Cooperate With Us: City Council Should Keep Our Homes Affordable
The City Council is considering a bill that has the potential to completely destabilize the cooperative housing system that serves hundreds of thousands of homeowners who have invested their life savings in New York City.
The City Council’s Committee on Housing and Buildings is having a hearing on Intro 407, or the “Reasons Bill,” which would impose strict and unreasonable mandates, as well as significant costs and penalties, on cooperative boards by requiring them to provide specific, detailed reasons for denial to applicants.
Supporters say it would increase transparency in cooperative housing by forcing boards to provide detailed explanations when they deny an application, but the reality is that it would erode privacy, expose volunteer board members to outsized legal risk, add to the cost of cooperative homeownership and disrupt the cooperative system that has long provided attainable homeownership for middle- and working-class New Yorkers.
The lifeblood of cooperative housing is the elected board of each building, comprising volunteers elected by their fellow shareholders, not paid executives, who are dedicated to safeguarding the building’s finances and community standards. Admission decisions are part of that responsibility. They require careful judgment about whether a buyer can meet ongoing obligations and be a constructive member of a shared enterprise. When one shareholder cannot pay their share in a timely fashion, all other shareholders must cover the costs. Plus, safeguards such as fair housing laws and established review processes are in place to ensure fairness and transparency in the application process.
As leaders in New York’s cooperative community, we agree that fair housing must be enforced and that boards should act responsibly and with care. Intro 407 does not advance those goals.
The Reasons Bill would create a crisis of liability and legal risk for cooperative boards and members, converting your neighbors’ volunteer service into personal liability exposure. Volunteer board members, most of whom are everyday, working-class New Yorkers, would face new liabilities for decisions made in good faith as part of their service to their community. The result will not be better governance – it will be fewer willing volunteers and a strain on candid deliberation.
To make matters worse for cooperative boards, the bill all but invites litigation. It encourages applicants to treat a board denial not as a difficult decision but as a lawsuit waiting to happen – especially with the bill’s provisions requiring boards to pay rejected applicants’ attorney fees.

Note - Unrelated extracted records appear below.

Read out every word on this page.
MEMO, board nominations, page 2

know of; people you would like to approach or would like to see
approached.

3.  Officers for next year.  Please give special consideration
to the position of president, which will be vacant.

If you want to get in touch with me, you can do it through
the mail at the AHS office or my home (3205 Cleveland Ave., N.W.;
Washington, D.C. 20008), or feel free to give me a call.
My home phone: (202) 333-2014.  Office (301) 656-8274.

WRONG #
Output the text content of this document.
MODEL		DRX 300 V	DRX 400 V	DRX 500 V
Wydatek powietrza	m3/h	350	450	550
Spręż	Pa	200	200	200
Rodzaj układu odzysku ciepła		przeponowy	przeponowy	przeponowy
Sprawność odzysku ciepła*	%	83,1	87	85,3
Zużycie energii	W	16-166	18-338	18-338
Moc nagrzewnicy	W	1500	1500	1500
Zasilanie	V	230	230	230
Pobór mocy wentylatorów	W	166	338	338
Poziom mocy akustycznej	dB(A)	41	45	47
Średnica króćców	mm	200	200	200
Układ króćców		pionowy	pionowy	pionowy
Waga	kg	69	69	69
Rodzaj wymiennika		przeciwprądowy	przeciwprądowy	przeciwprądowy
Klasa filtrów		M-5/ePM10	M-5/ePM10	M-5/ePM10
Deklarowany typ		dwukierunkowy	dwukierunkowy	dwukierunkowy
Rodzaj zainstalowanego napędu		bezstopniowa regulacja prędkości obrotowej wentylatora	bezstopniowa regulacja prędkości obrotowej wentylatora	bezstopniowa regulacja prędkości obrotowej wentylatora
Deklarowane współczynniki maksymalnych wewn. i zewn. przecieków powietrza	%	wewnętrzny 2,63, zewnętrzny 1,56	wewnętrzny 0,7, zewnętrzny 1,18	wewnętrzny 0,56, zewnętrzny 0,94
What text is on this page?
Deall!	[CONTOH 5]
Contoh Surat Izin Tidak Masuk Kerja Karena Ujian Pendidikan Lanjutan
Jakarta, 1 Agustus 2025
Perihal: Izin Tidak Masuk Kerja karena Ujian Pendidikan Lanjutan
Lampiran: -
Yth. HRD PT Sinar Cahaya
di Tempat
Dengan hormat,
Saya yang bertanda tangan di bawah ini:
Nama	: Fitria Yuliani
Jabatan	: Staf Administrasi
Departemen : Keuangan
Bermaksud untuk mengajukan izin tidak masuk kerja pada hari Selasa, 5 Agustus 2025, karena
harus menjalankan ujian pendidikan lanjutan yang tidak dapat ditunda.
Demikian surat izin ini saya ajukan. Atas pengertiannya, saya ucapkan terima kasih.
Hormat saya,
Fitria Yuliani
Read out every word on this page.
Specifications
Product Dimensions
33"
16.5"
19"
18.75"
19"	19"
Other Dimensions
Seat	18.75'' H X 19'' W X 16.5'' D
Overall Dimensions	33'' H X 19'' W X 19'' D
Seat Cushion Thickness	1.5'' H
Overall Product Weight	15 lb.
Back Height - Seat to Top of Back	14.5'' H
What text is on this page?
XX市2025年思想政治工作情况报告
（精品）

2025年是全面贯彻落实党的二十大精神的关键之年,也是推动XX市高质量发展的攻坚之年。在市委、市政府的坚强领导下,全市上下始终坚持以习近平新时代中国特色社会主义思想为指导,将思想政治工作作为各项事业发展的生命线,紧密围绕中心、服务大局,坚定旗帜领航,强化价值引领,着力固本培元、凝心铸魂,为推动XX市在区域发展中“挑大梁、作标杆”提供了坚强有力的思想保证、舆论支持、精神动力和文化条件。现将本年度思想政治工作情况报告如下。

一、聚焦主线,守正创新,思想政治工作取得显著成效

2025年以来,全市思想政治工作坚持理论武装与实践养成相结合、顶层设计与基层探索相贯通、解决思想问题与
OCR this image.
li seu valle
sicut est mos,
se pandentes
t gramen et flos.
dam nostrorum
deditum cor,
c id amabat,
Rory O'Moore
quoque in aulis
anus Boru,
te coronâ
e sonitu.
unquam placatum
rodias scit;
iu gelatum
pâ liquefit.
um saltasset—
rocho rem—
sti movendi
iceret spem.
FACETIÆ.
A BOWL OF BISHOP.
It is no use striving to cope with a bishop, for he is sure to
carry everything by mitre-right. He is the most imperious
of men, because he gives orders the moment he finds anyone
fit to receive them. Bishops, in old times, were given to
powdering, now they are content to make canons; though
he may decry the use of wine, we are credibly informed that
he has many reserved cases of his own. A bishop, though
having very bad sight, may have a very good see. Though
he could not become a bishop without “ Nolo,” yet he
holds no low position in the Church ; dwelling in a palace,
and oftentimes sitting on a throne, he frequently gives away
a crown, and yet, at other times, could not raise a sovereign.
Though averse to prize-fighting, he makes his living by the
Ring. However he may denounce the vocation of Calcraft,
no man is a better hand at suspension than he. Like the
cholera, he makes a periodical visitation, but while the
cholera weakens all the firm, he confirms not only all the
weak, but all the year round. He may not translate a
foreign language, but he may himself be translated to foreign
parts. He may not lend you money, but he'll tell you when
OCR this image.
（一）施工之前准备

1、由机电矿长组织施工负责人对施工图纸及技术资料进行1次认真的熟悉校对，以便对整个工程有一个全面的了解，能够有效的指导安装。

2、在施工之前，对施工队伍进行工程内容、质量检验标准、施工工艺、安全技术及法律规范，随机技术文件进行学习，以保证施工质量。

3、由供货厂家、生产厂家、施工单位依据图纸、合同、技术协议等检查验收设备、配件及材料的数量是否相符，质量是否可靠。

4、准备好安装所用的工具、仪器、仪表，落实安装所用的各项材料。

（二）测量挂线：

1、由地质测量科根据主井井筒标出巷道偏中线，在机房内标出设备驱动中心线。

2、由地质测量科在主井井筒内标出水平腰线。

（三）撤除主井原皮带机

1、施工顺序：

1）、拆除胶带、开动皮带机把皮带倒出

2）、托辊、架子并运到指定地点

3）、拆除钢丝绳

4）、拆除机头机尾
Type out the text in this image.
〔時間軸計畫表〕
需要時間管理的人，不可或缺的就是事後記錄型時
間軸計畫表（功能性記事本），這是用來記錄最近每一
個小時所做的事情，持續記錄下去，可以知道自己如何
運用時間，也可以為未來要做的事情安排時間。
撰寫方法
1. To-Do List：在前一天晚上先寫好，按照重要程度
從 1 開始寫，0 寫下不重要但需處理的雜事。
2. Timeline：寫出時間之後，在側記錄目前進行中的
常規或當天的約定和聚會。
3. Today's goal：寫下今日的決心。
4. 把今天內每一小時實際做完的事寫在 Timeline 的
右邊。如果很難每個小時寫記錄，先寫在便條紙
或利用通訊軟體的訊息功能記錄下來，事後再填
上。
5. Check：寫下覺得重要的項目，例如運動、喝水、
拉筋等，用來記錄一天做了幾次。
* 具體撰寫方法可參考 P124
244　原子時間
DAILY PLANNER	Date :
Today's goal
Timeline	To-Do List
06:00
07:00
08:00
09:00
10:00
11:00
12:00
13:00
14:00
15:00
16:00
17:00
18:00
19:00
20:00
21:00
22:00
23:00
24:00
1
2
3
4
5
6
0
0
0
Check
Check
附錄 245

Buildings that already operate on tight margins would be forced to divert essential dollars to legal defense, raising costs for everyone who lives there.
With insurance spikes, energy mandates, and rising labor costs, most cooperatives have had to increase maintenance and institute assessments, placing many co-op homeowners under financial pressure. Add statutory fines and legal fees to that ledger, and capital planning, roof repairs, boiler replacements, and other essentials that keep buildings habitable and safe are in jeopardy.
Additionally the bill compels the disclosure of sensitive financial details about applicants, putting the board into a tricky liability bind: reveal information that is not theirs to share or risk penalties. In an era of identity theft, data breaches and reckless social media, forcing neighbors to traffic in one another’s private records is reckless public policy. This could lead to discrimination or stigmatization, ironically undermining the very fairness we strive to protect.
Fundamentally, the bill undermines the discretion and fiduciary duty that cooperative boards must exercise to protect the long-term financial and community interests of their shareholders. Co-ops already operate under a fair, transparent, and legally sound framework that balances applicant rights with community responsibilities. This imposition of “reasons” for rejection is not needed and cannot capture the holistic assessment that protects long-term building stability.
Cooperatives have helped generations of New Yorkers put down roots. They are the last bastion of affordable housing ownership, relying on trust and shared responsibility. Intro 407 would replace that trust with unnecessary paperwork and threat of liability. The City should reject this firestorm that weakens the institutions we depend on to keep housing stable and affordable.
The City Council should maintain an ongoing partnership with cooperative leaders and shareholders on targeted reforms that promote fairness without undermining the governance that keeps our buildings solvent and communities strong. The Reasons Bill is not that.
Derek K. Jones is Board President at Sherman Terrace Cooperative in Grand Concourse.